A new family just moved in next door to us, to the east side of our house. I haven't met them yet. We had gotten to be close with the other person who had lived there for the last five years. And I'm not sure I have the energy to start all over again with new neighbors.
I remember sitting in eighth-grade religion class, listening to the teacher talk about this great commandment from the Bible, "Love your neighbor as yourself." My friend, David, raised his hand and said, "So, if I'm supposed to love my neighbor as myself, does that mean I only have to love the people who live next door?" "No, David," the teacher explained, "your neighbor isn't just the person who lives next door. Everyone is your neighbor." Now if you've ever been in a religion class, you know that's the standard answer to the question, "Who is my neighbor?" Everyone. We're supposed to love everyone. But to be fair to David, the Bible passage didn't say "love everyone." It said, "love your neighbor."
Maybe there's something to that. Because loving everyone all at once is a God-sized job. So, maybe God starts us off with something smaller. Love your neighbor—love the person near you, he says. Walk down the street. Knock on the door. Welcome the stranger into your life. If all God said was "love everyone," I might think that means "have warm feelings toward everyone as I imagine them, virtually." Then, telling myself, "I love everyone," makes it easier for my attention to be someplace else when there are difficult people with real issues right in front of me.
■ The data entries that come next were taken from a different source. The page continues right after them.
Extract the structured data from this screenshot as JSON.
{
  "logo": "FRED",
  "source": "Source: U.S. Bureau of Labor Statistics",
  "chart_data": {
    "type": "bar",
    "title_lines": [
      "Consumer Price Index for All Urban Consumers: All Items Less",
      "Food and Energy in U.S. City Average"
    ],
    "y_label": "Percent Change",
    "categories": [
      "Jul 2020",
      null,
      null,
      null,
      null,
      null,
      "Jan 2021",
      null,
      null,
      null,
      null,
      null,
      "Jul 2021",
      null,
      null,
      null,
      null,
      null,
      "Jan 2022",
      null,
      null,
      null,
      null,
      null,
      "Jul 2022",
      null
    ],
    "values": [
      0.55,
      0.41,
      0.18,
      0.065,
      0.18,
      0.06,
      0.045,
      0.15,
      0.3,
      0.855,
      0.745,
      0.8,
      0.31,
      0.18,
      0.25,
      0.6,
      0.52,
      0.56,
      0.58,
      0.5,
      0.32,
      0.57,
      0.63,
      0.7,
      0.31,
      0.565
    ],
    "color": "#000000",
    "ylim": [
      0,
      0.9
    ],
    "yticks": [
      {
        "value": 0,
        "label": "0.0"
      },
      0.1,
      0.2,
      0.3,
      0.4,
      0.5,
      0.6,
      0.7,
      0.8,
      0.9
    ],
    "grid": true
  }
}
And much of our car-driving, air-conditioned, on-demand, internet-streaming lifestyle encourages us to do just that-to be elsewhere, rather than with the people in our neighborhood.
For Christians, we've come to learn that God loves everyone, not virtually, but in-person. Jesus—who is God's eternal, personal Word—went the distance to become our neighbor. He became human. He crossed the street and knocked on our door. He didn't ignore the difficulty that sharing an address with us would entail. His death on the cross is proof. And He rose from the dead so He could go on being our neighbor—so that He could welcome you and me into His eternal life.
Jesus shows us that physical closeness, that geographic proximity—that neighbors matter to God. To be a next-door neighbor is a high calling. This new family that moved in next to us only has one west-side next door neighbor in the world—me, and my family. What about you? Whose your neighbor?
THE PRAYER: Jesus, thank You for becoming my neighbor. Live in me, so that I can be a true neighbor, starting with the person next door. Amen.
This Daily Devotion was written by Rev. Dr. Michael Zeigler, Speaker of The Lutheran Hour.
1. Do you have any "crazy neighbor" stories? What made them difficult to love?
2. Who might tell "crazy neighbor" stories about you?
3. How can you expand your practice of loving a person who lives near you?